Several weeks ago, Tesla said it was seeing strong demand for the Model S and Model X. In its S.E.C. filing, the company said first-quarter orders for the two vehicles were at a record and reiterated that “demand remains strong.”

A sustained slump in Model S and Model X sales could complicate Tesla’s efforts trim the losses it has been reporting quarter after quarter.

Even more important to the company’s stability is the increased production of the Model 3. Mr. Musk once envisioned producing as many as 500,000 cars this year, but production glitches and other delays have slowed Model 3 output to a crawl. In the fourth quarter, Tesla built just 2,425 Model 3s.

Tesla sought on Tuesday to allay concerns raised by some analysts that its production troubles could create a cash squeeze. It forecast that Model 3 output would reach 5,000 cars a week in “about three months” and that in the third quarter it would achieve “the long-sought ideal combination of high volume, good gross margin and strong positive operating cash flow.”

“As a result, Tesla does not require an equity or debt raise this year, apart from standard credit lines,” the company’s filing said.

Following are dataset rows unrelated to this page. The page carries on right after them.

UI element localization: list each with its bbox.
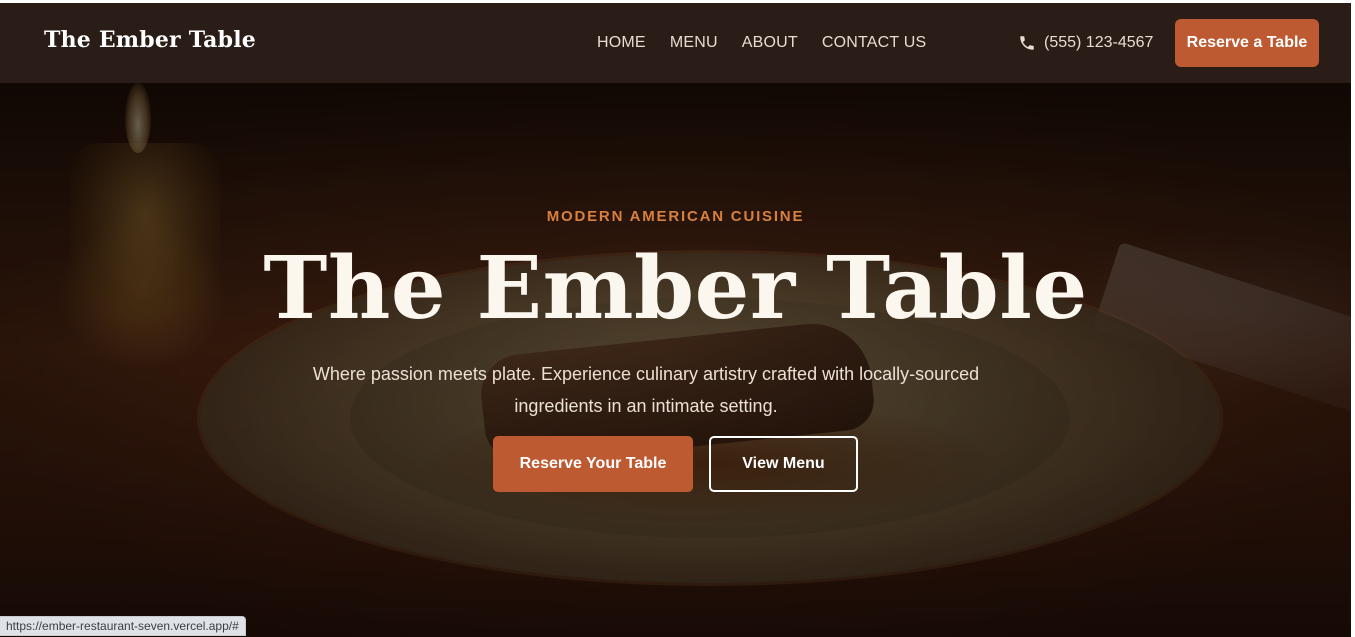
page: The Ember Table HOME MENU ABOUT CONTACT … <box>0 0 1355 637</box>
nav-about-link[interactable]: ABOUT <box>742 34 798 52</box>
reserve-your-table-button[interactable]: Reserve Your Table <box>493 436 693 492</box>
reserve-table-button[interactable]: Reserve a Table <box>1175 19 1319 67</box>
phone-link[interactable]: (555) 123-4567 <box>1018 34 1153 52</box>
nav-home-link[interactable]: HOME <box>597 34 646 52</box>
hero-subtitle: Where passion meets plate. Experience cu… <box>312 364 980 416</box>
brand-logo[interactable]: The Ember Table <box>44 27 256 53</box>
view-menu-button[interactable]: View Menu <box>709 436 858 492</box>
right-edge <box>1351 0 1355 637</box>
main-nav: HOME MENU ABOUT CONTACT US <box>597 34 926 52</box>
hero-title: The Ember Table <box>263 238 1088 339</box>
status-bar-url: https://ember-restaurant-seven.vercel.ap… <box>0 616 246 636</box>
hero-section: MODERN AMERICAN CUISINE The Ember Table … <box>0 83 1351 637</box>
hero-eyebrow: MODERN AMERICAN CUISINE <box>546 208 805 225</box>
phone-icon <box>1018 34 1036 52</box>
nav-menu-link[interactable]: MENU <box>670 34 718 52</box>
phone-number: (555) 123-4567 <box>1044 34 1154 51</box>
nav-contact-link[interactable]: CONTACT US <box>822 34 927 52</box>
site-header: The Ember Table HOME MENU ABOUT CONTACT … <box>0 3 1351 83</box>
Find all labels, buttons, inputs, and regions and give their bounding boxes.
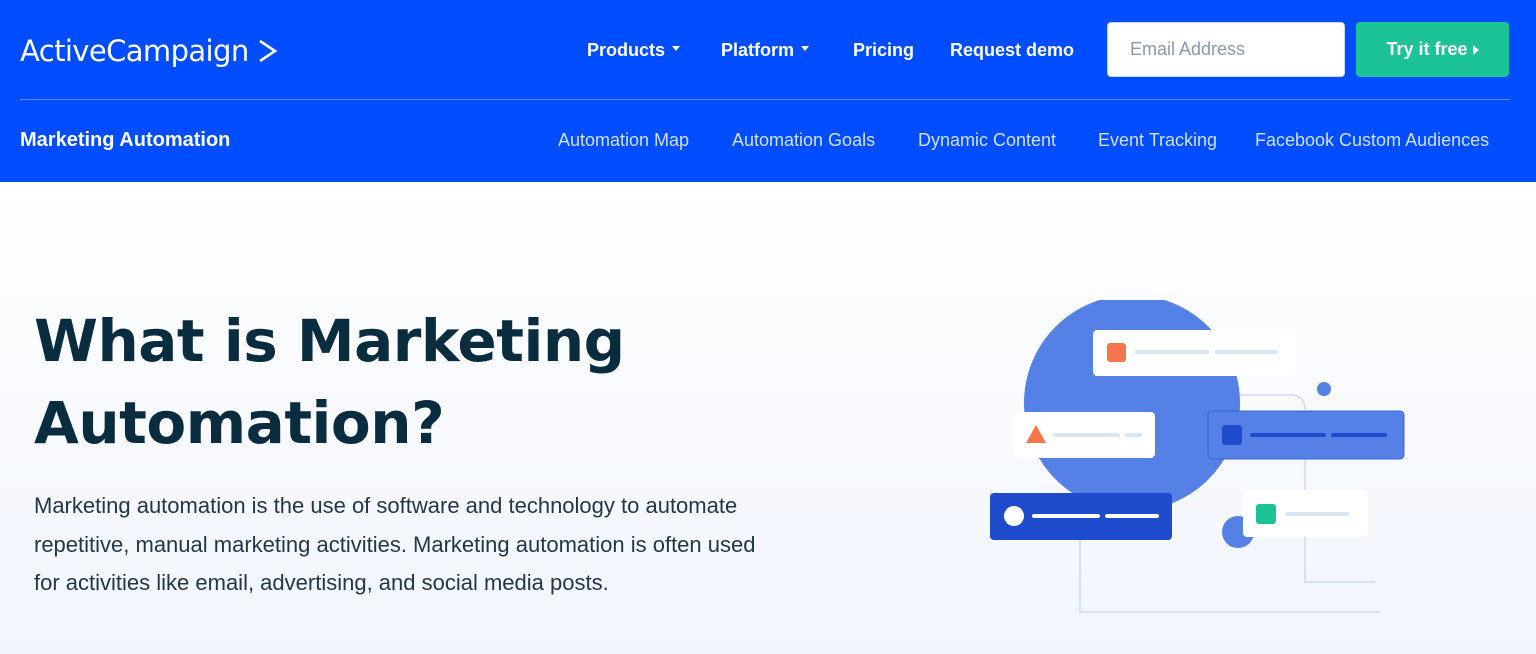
nav-pricing-label: Pricing [853,39,915,60]
page-title-line-1: What is Marketing [34,307,625,375]
hero-description: Marketing automation is the use of softw… [34,487,884,603]
nav-request-demo-label: Request demo [950,39,1075,60]
brand-name: ActiveCampaign [20,34,249,68]
caret-down-icon [672,45,681,51]
header-divider [20,99,1510,100]
automation-illustration [980,295,1410,620]
caret-down-icon [801,45,810,51]
top-header: ActiveCampaign Products Platform Pricing… [0,0,1536,182]
brand-logo[interactable]: ActiveCampaign [20,31,279,71]
email-input[interactable] [1107,22,1345,77]
page-title: What is Marketing Automation? [34,300,625,464]
caret-right-icon [1472,44,1479,55]
subnav-automation-map[interactable]: Automation Map [558,130,689,151]
try-it-free-label: Try it free [1386,39,1468,59]
try-it-free-button[interactable]: Try it free [1356,22,1509,77]
logo-chevron-icon [257,38,279,64]
subnav-automation-goals[interactable]: Automation Goals [732,130,875,151]
hero-description-line-2: repetitive, manual marketing activities.… [34,531,756,557]
hero-description-line-1: Marketing automation is the use of softw… [34,493,738,518]
subnav-event-tracking[interactable]: Event Tracking [1098,130,1217,151]
nav-platform-label: Platform [721,39,795,60]
nav-products-label: Products [587,39,666,60]
subnav-dynamic-content[interactable]: Dynamic Content [918,130,1056,151]
page-title-line-2: Automation? [34,389,445,457]
section-title[interactable]: Marketing Automation [20,129,230,152]
nav-request-demo[interactable]: Request demo [950,30,1074,70]
subnav-facebook-custom-audiences[interactable]: Facebook Custom Audiences [1255,130,1489,151]
hero-description-line-3: for activities like email, advertising, … [34,570,609,595]
nav-pricing[interactable]: Pricing [853,30,914,70]
nav-platform[interactable]: Platform [721,30,810,70]
nav-products[interactable]: Products [587,30,681,70]
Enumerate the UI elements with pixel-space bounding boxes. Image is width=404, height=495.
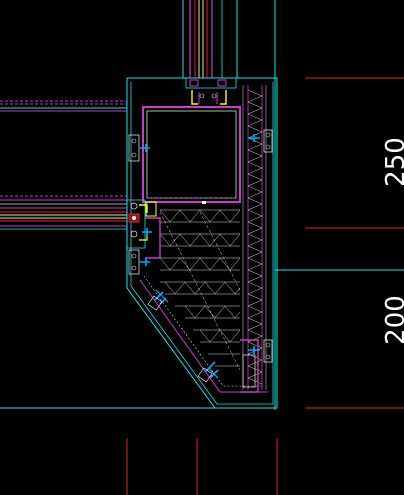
vertical-insulation: [242, 85, 267, 390]
bolts: [140, 134, 260, 379]
column-lines: [274, 0, 404, 410]
top-clip: [185, 77, 237, 105]
steel-box-section: [142, 106, 241, 203]
left-beam-upper: [0, 100, 127, 112]
top-mullion: [182, 0, 238, 78]
cad-viewport[interactable]: 250 200: [0, 0, 404, 495]
slope-details: [147, 289, 219, 383]
left-beam-lower: [0, 195, 127, 230]
dimension-text-250: 250: [381, 137, 404, 187]
insulation-hatch: [159, 209, 241, 371]
dimension-text-200: 200: [381, 295, 404, 345]
marker: [202, 201, 206, 204]
cad-drawing: 250 200: [0, 0, 404, 495]
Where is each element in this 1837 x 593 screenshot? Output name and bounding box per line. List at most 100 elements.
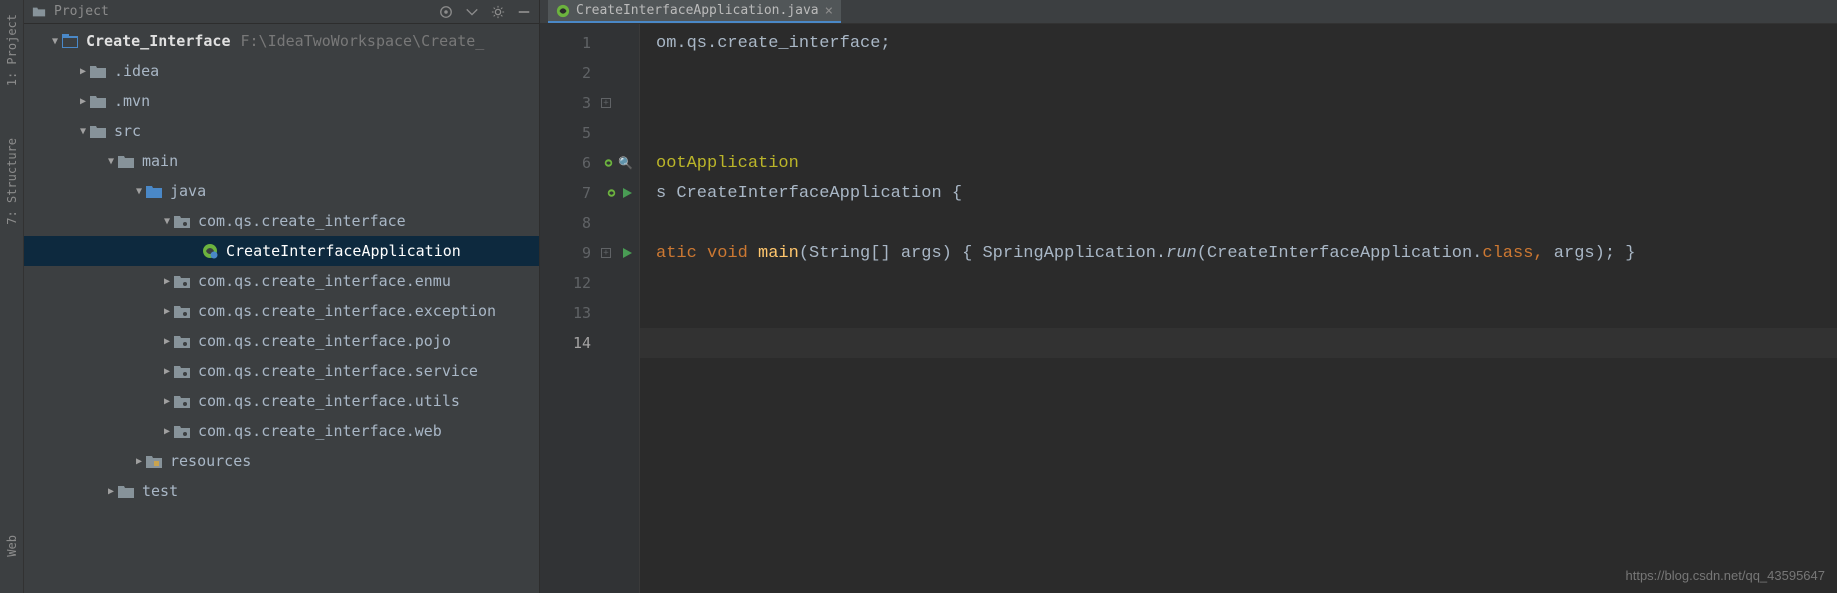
code-line[interactable] [640,298,1837,328]
tree-label: com.qs.create_interface.service [198,362,478,380]
chevron-right-icon[interactable] [160,426,174,437]
fold-icon[interactable]: + [601,248,611,258]
tree-row[interactable]: src [24,116,539,146]
tree-label: test [142,482,178,500]
hide-icon[interactable] [517,5,531,19]
gutter-run-icon[interactable] [621,247,633,259]
editor-tab[interactable]: CreateInterfaceApplication.java × [548,0,841,23]
code-line[interactable] [640,208,1837,238]
chevron-right-icon[interactable] [104,486,118,497]
close-icon[interactable]: × [825,3,833,19]
gutter-line[interactable]: 13 [540,298,639,328]
code-line[interactable]: atic void main(String[] args) { SpringAp… [640,238,1837,268]
tree-label: com.qs.create_interface.enmu [198,272,451,290]
tree-label: .mvn [114,92,150,110]
editor-gutter[interactable]: 123+56🔍789+121314 [540,24,640,593]
tree-label: Create_Interface [86,32,231,50]
tree-label: com.qs.create_interface [198,212,406,230]
code-line[interactable]: s CreateInterfaceApplication { [640,178,1837,208]
package-icon [174,303,192,319]
gutter-line[interactable]: 8 [540,208,639,238]
chevron-right-icon[interactable] [76,66,90,77]
chevron-down-icon[interactable] [76,126,90,137]
tree-row[interactable]: .mvn [24,86,539,116]
chevron-down-icon[interactable] [132,186,146,197]
target-icon[interactable] [439,5,453,19]
gutter-line[interactable]: 6🔍 [540,148,639,178]
chevron-right-icon[interactable] [160,366,174,377]
project-icon [62,33,80,49]
tree-label: .idea [114,62,159,80]
gutter-line[interactable]: 2 [540,58,639,88]
tree-row[interactable]: com.qs.create_interface.enmu [24,266,539,296]
editor-tab-bar: CreateInterfaceApplication.java × [540,0,1837,24]
gutter-line[interactable]: 14 [540,328,639,358]
package-icon [174,213,192,229]
tree-label: com.qs.create_interface.pojo [198,332,451,350]
chevron-right-icon[interactable] [160,276,174,287]
tree-label: com.qs.create_interface.web [198,422,442,440]
project-path: F:\IdeaTwoWorkspace\Create_ [241,32,485,50]
chevron-right-icon[interactable] [132,456,146,467]
chevron-right-icon[interactable] [160,306,174,317]
gutter-line[interactable]: 3+ [540,88,639,118]
gear-icon[interactable] [491,5,505,19]
project-panel-header: Project [24,0,539,24]
chevron-down-icon[interactable] [104,156,118,167]
gutter-line[interactable]: 1 [540,28,639,58]
tree-row[interactable]: com.qs.create_interface [24,206,539,236]
tree-row[interactable]: com.qs.create_interface.service [24,356,539,386]
spring-icon [556,4,570,18]
tree-row[interactable]: main [24,146,539,176]
fold-icon[interactable]: + [601,98,611,108]
tree-row[interactable]: com.qs.create_interface.web [24,416,539,446]
chevron-down-icon[interactable] [160,216,174,227]
gutter-line[interactable]: 7 [540,178,639,208]
code-line[interactable] [640,118,1837,148]
chevron-right-icon[interactable] [160,396,174,407]
tree-row[interactable]: Create_Interface F:\IdeaTwoWorkspace\Crea… [24,26,539,56]
editor-area: CreateInterfaceApplication.java × 123+56… [540,0,1837,593]
folder-icon [90,123,108,139]
tree-row[interactable]: java [24,176,539,206]
tab-label: CreateInterfaceApplication.java [576,3,819,18]
chevron-right-icon[interactable] [160,336,174,347]
tree-label: com.qs.create_interface.utils [198,392,460,410]
tree-row[interactable]: resources [24,446,539,476]
code-line[interactable] [640,58,1837,88]
tree-row[interactable]: com.qs.create_interface.utils [24,386,539,416]
tree-label: resources [170,452,251,470]
structure-tool-label[interactable]: 7: Structure [5,132,19,231]
gutter-line[interactable]: 5 [540,118,639,148]
tree-row[interactable]: .idea [24,56,539,86]
chevron-down-icon[interactable] [48,36,62,47]
code-line[interactable]: ootApplication [640,148,1837,178]
code-area[interactable]: om.qs.create_interface; ootApplications C… [640,24,1837,593]
gutter-run-icon[interactable]: 🔍 [604,156,633,170]
code-line[interactable] [640,268,1837,298]
folder-icon [90,93,108,109]
web-tool-label[interactable]: Web [5,529,19,563]
expand-icon[interactable] [465,5,479,19]
editor-body: 123+56🔍789+121314 om.qs.create_interface… [540,24,1837,593]
spring-icon [202,243,220,259]
package-icon [174,423,192,439]
project-tree[interactable]: Create_Interface F:\IdeaTwoWorkspace\Crea… [24,24,539,593]
tree-label: CreateInterfaceApplication [226,242,461,260]
code-line[interactable]: om.qs.create_interface; [640,28,1837,58]
package-icon [174,363,192,379]
tree-row[interactable]: com.qs.create_interface.pojo [24,326,539,356]
tree-row[interactable]: com.qs.create_interface.exception [24,296,539,326]
project-panel: Project Create_Interface F:\IdeaTwoWorksp… [24,0,540,593]
code-line[interactable] [640,328,1837,358]
tree-label: com.qs.create_interface.exception [198,302,496,320]
tree-row[interactable]: CreateInterfaceApplication [24,236,539,266]
project-header-title: Project [54,4,109,19]
gutter-line[interactable]: 9+ [540,238,639,268]
code-line[interactable] [640,88,1837,118]
gutter-run-icon[interactable] [607,187,633,199]
tree-row[interactable]: test [24,476,539,506]
project-tool-label[interactable]: 1: Project [5,8,19,92]
chevron-right-icon[interactable] [76,96,90,107]
gutter-line[interactable]: 12 [540,268,639,298]
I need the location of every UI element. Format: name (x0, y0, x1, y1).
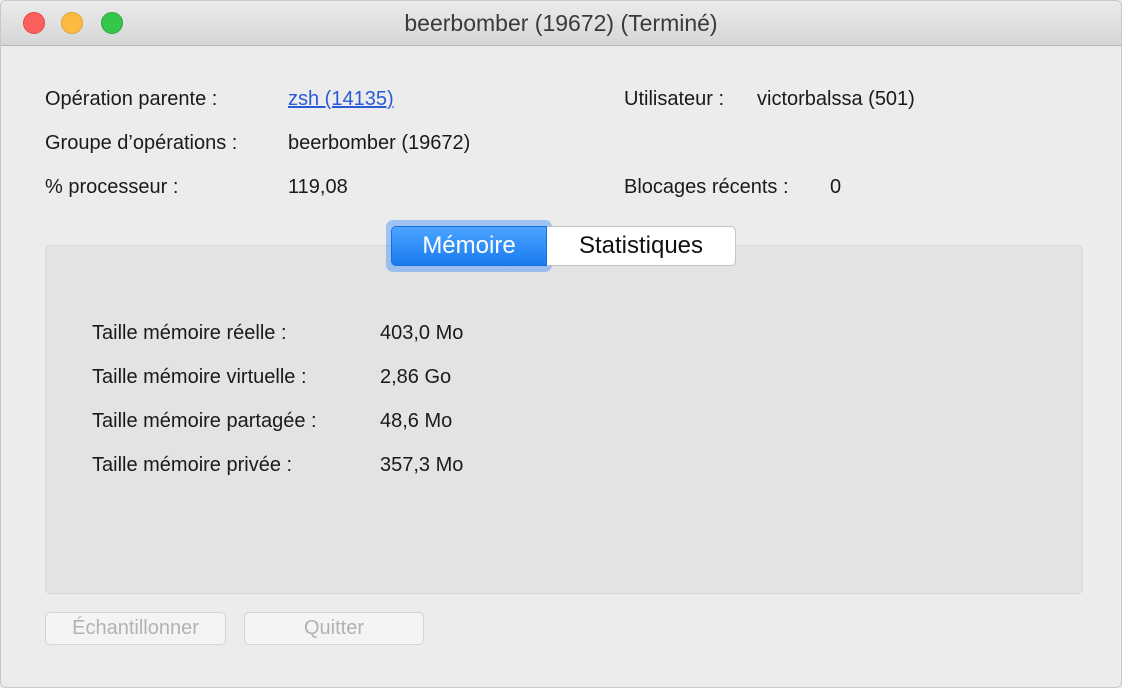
tab-content-panel: Taille mémoire réelle : 403,0 Mo Taille … (45, 245, 1083, 594)
virtual-memory-value: 2,86 Go (380, 366, 452, 388)
private-memory-label: Taille mémoire privée : (92, 454, 293, 476)
recent-hangs-value: 0 (830, 176, 842, 198)
cpu-percent-value: 119,08 (288, 176, 348, 198)
parent-process-link[interactable]: zsh (14135) (288, 88, 394, 111)
title-bar[interactable]: beerbomber (19672) (Terminé) (1, 1, 1121, 46)
real-memory-label: Taille mémoire réelle : (92, 322, 287, 344)
tab-statistics[interactable]: Statistiques (547, 226, 736, 266)
recent-hangs-label: Blocages récents : (624, 176, 789, 198)
window-title: beerbomber (19672) (Terminé) (404, 10, 718, 36)
sample-button[interactable]: Échantillonner (45, 612, 226, 645)
tab-memory[interactable]: Mémoire (391, 226, 547, 266)
real-memory-value: 403,0 Mo (380, 322, 464, 344)
user-value: victorbalssa (501) (757, 88, 915, 110)
process-info-window: beerbomber (19672) (Terminé) Opération p… (0, 0, 1122, 688)
cpu-percent-label: % processeur : (45, 176, 179, 198)
parent-process-label: Opération parente : (45, 88, 218, 110)
user-label: Utilisateur : (624, 88, 725, 110)
shared-memory-value: 48,6 Mo (380, 410, 453, 432)
process-group-label: Groupe d’opérations : (45, 132, 238, 154)
virtual-memory-label: Taille mémoire virtuelle : (92, 366, 307, 388)
shared-memory-label: Taille mémoire partagée : (92, 410, 317, 432)
process-group-value: beerbomber (19672) (288, 132, 471, 154)
private-memory-value: 357,3 Mo (380, 454, 464, 476)
quit-button[interactable]: Quitter (244, 612, 424, 645)
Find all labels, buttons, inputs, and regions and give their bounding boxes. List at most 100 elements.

On Monday, Mr. Musk took exception to a report by The Information, a technology news website, that he had pushed aside the company’s senior vice president of engineering, Doug Field, and taken direct charge of Model 3 production.

“Can’t believe you’re even writing about this,” Mr. Musk wrote on Twitter. “My job as CEO is to focus on what’s most critical, which is currently Model 3 production. Doug, who I regard as one of the world’s most talented engineering execs, is focused on vehicle engineering.”

After others commented on his post, Mr. Musk elaborated, saying he and Mr. Field had taken a “divide an conquer” approach that had him sleeping at the factory.

Including the Model S and the Model X, Tesla produced almost 35,000 vehicles in the first quarter, 40 percent more than the previous quarter. In the regulatory filing, the company called it “the most productive quarter in Tesla history.”

Tesla has been dogged in recent weeks by a barrage of negative news. Concern has grown over the safety of its Autopilot driver-assistance system after a fatal crash in California on March 23 that the company said occurred while Autopilot was engaged. It was at least the third fatal crash that has taken place while a driver was using Autopilot.

Tesla’s stock and bond prices have plunged amid concerns about how much cash the company is using as it struggles to speed up assembly and sales of the Model 3. With a starting price of $35,000, the car is e more affordable than Tesla’s other models and the company has been counting on a quick expansion of its Model 3 business to increase revenue.

Tesla’s shares were up 7 percent in afternoon trading on Tuesday after the company’s filing, but they have still shed 22 percent of their value in barely three weeks.